Al cumplir veinte años, tras fracasar en la carrera que no se por qué elegí; al tiempo que hice la mili, decidí estudiar lo que me gustaba. Entonces aprendí a estudiar, a disfrutar aprendiendo, a saber lo que es una matrícula y la gozada de conseguirla.
Cuando a los veinte años descubres que no eres tonto, estudias con avaricia, no te conformas con cualquier nota. Cuando aprendes que el éxito va precedido del orden, la disciplina y el gusto por el trabajo bien hecho, ya no hay nada que se te ponga por delante.
La historia se repite. Mi hijo parece llevar los mismos pasos que yo. Y de nada vale mi experiencia. Sin embargo, para entonces ya tenía a mis espaldas diez años de vida laboral a las ordenes de mi padre. Trabajo sin remunerar, pero trabajo que ayuda a valorar las cosas en su justo término, que forja el carácter y curte el espíritu.
Recuerdo que cuando mis amigos se iban al cine, la tarde de algún domingo -aún no había televisión- tenía que ayudar a mi padre a sacar la fruta de la cámara frigorífica a las estanterías. Los lagrimones y hondos suspiros de impotencia no los he olvidado, pero sé que estos me hicieron fuerte para afrontar posteriores reveses de la vida.
Hoy las cosas están mucho más jodidas: no hay trabajo.

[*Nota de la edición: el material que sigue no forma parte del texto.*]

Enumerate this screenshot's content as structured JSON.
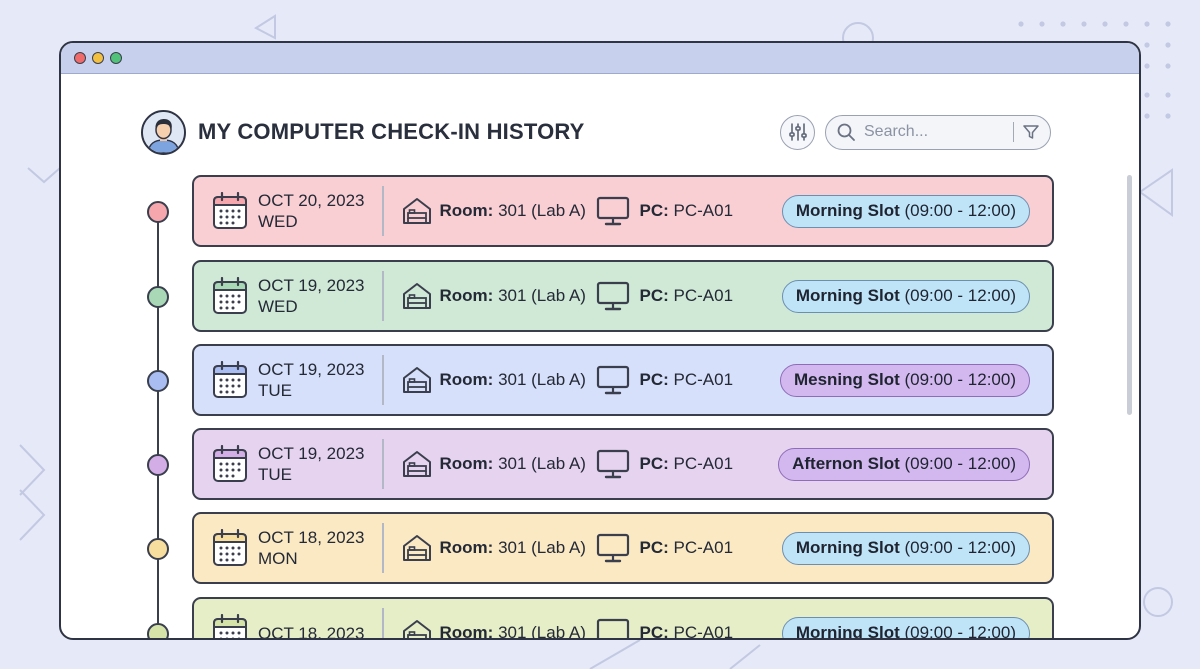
{
  "header": {
    "title": "MY COMPUTER CHECK-IN HISTORY",
    "search_placeholder": "Search...",
    "icons": [
      "avatar",
      "sliders-icon",
      "search-icon",
      "filter-icon"
    ]
  },
  "labels": {
    "room": "Room:",
    "pc": "PC:"
  },
  "colors": {
    "accent_red": "#f9cfd3",
    "accent_green": "#cfe9d6",
    "accent_blue": "#d6e0fa",
    "accent_purple": "#e6d3ef",
    "accent_yellow": "#fbe9c3",
    "accent_lime": "#e6eec7",
    "badge_blue": "#bfe4f8",
    "badge_purple": "#d2b8ef"
  },
  "entries": [
    {
      "date": "OCT 20, 2023",
      "day": "WED",
      "room_value": "301 (Lab A)",
      "pc_value": "PC-A01",
      "slot_name": "Morning Slot",
      "slot_time": "(09:00 - 12:00)"
    },
    {
      "date": "OCT 19, 2023",
      "day": "WED",
      "room_value": "301 (Lab A)",
      "pc_value": "PC-A01",
      "slot_name": "Morning Slot",
      "slot_time": "(09:00 - 12:00)"
    },
    {
      "date": "OCT 19, 2023",
      "day": "TUE",
      "room_value": "301 (Lab A)",
      "pc_value": "PC-A01",
      "slot_name": "Mesning Slot",
      "slot_time": "(09:00 - 12:00)"
    },
    {
      "date": "OCT 19, 2023",
      "day": "TUE",
      "room_value": "301 (Lab A)",
      "pc_value": "PC-A01",
      "slot_name": "Afternon Slot",
      "slot_time": "(09:00 - 12:00)"
    },
    {
      "date": "OCT 18, 2023",
      "day": "MON",
      "room_value": "301 (Lab A)",
      "pc_value": "PC-A01",
      "slot_name": "Morning Slot",
      "slot_time": "(09:00 - 12:00)"
    },
    {
      "date": "OCT 18, 2023",
      "day": "",
      "room_value": "301 (Lab A)",
      "pc_value": "PC-A01",
      "slot_name": "Morning Slot",
      "slot_time": "(09:00 - 12:00)"
    }
  ]
}
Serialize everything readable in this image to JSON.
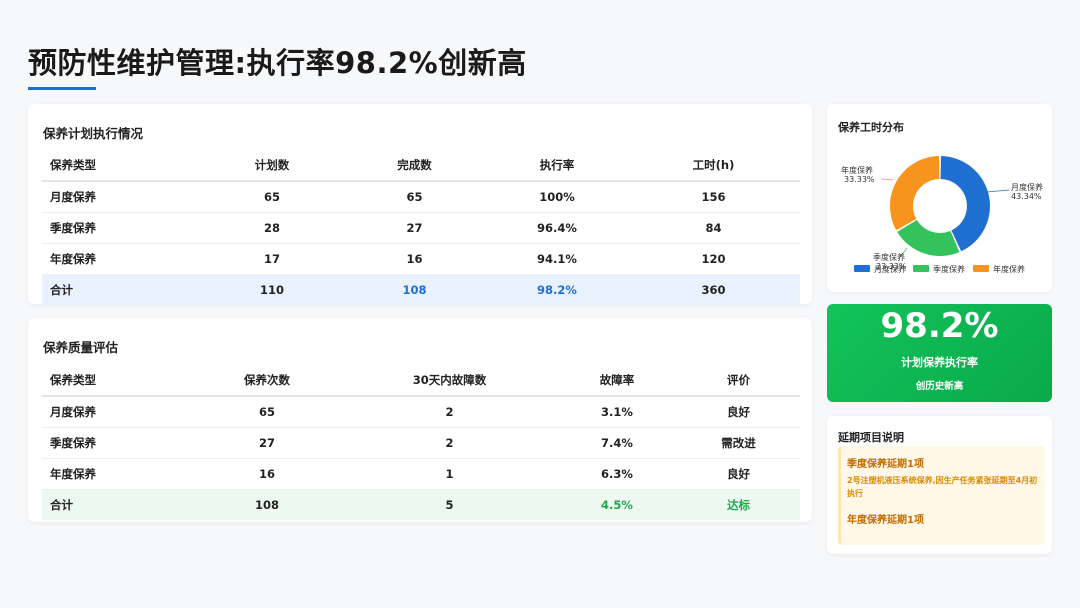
{
  "page": {
    "title": "预防性维护管理:执行率98.2%创新高"
  },
  "plan_table": {
    "title": "保养计划执行情况",
    "headers": [
      "保养类型",
      "计划数",
      "完成数",
      "执行率",
      "工时(h)"
    ],
    "rows": [
      [
        "月度保养",
        "65",
        "65",
        "100%",
        "156"
      ],
      [
        "季度保养",
        "28",
        "27",
        "96.4%",
        "84"
      ],
      [
        "年度保养",
        "17",
        "16",
        "94.1%",
        "120"
      ]
    ],
    "total": [
      "合计",
      "110",
      "108",
      "98.2%",
      "360"
    ]
  },
  "quality_table": {
    "title": "保养质量评估",
    "headers": [
      "保养类型",
      "保养次数",
      "30天内故障数",
      "故障率",
      "评价"
    ],
    "rows": [
      [
        "月度保养",
        "65",
        "2",
        "3.1%",
        "良好"
      ],
      [
        "季度保养",
        "27",
        "2",
        "7.4%",
        "需改进"
      ],
      [
        "年度保养",
        "16",
        "1",
        "6.3%",
        "良好"
      ]
    ],
    "total": [
      "合计",
      "108",
      "5",
      "4.5%",
      "达标"
    ]
  },
  "hours_chart": {
    "title": "保养工时分布",
    "labels": {
      "monthly_name": "月度保养",
      "monthly_pct": "43.34%",
      "quarterly_name": "季度保养",
      "quarterly_pct": "23.33%",
      "yearly_name": "年度保养",
      "yearly_pct": "33.33%"
    },
    "legend": [
      "月度保养",
      "季度保养",
      "年度保养"
    ]
  },
  "chart_data": {
    "type": "pie",
    "title": "保养工时分布",
    "categories": [
      "月度保养",
      "季度保养",
      "年度保养"
    ],
    "values": [
      43.34,
      23.33,
      33.33
    ],
    "colors": [
      "#1f6fd1",
      "#34c25c",
      "#f7941d"
    ],
    "donut": true,
    "legend": "bottom"
  },
  "kpi": {
    "value": "98.2%",
    "label": "计划保养执行率",
    "sub": "创历史新高"
  },
  "delay_notes": {
    "title": "延期项目说明",
    "items": [
      {
        "head": "季度保养延期1项",
        "body": "2号注塑机液压系统保养,因生产任务紧张延期至4月初执行"
      },
      {
        "head": "年度保养延期1项",
        "body": ""
      }
    ]
  }
}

La competitividad en cualquier ámbito es brutal. Mi hijo aún no se ha enterado que no basta con aprobar. Al final el mercado de trabajo, como la montaña, pone a cada uno en su sitio. Los más fuertes, astutos y preparados llegan los primeros a la cima, y el resto van llegando como pueden, situándose a media ladera donde les dejan. Otros desisten y se quedan por el camino. El guía te aconseja y anima, pero la montaña tienes que subirla tú.
La realidad es que el futuro es incierto porque están cambiando los escenarios y las reglas del juego. Nuestros hijos, no tendrán nuestra calidad de vida. Al menos como la hemos entendido, con un trabajo estable y medio bien remunerado que te permita unas vacaciones, una casa en la playa o campo, viajes ...etc. Por ello creo que el mejor legado que podemos dejarles es su educación, por más que les cueste a ellos y a nosotros.
Pero no sólo una educación instrumentalista basada en el domino de unas técnicas al servicio del empleador, sino educación en el amplio sentido de la palabra. Educación en valores con los que aprendan a enfrentarse la vida y adaptarse al medio sin que este les fagocite o les expulse. No les deseo la felicidad del canario en su jaula de oro, ni a la libertad del perro tirado en la carretera, ya que ambas son una falacia.
Los avances históricos suceden en forma de evolución y revolución, se escriben con crisis y retrocesos, para posteriormente resurgir de las cenizas.
Lamentablemente, en esta crisis aún queda mucha leña por arder.
Lo dicho, malos tiempos para la lírica.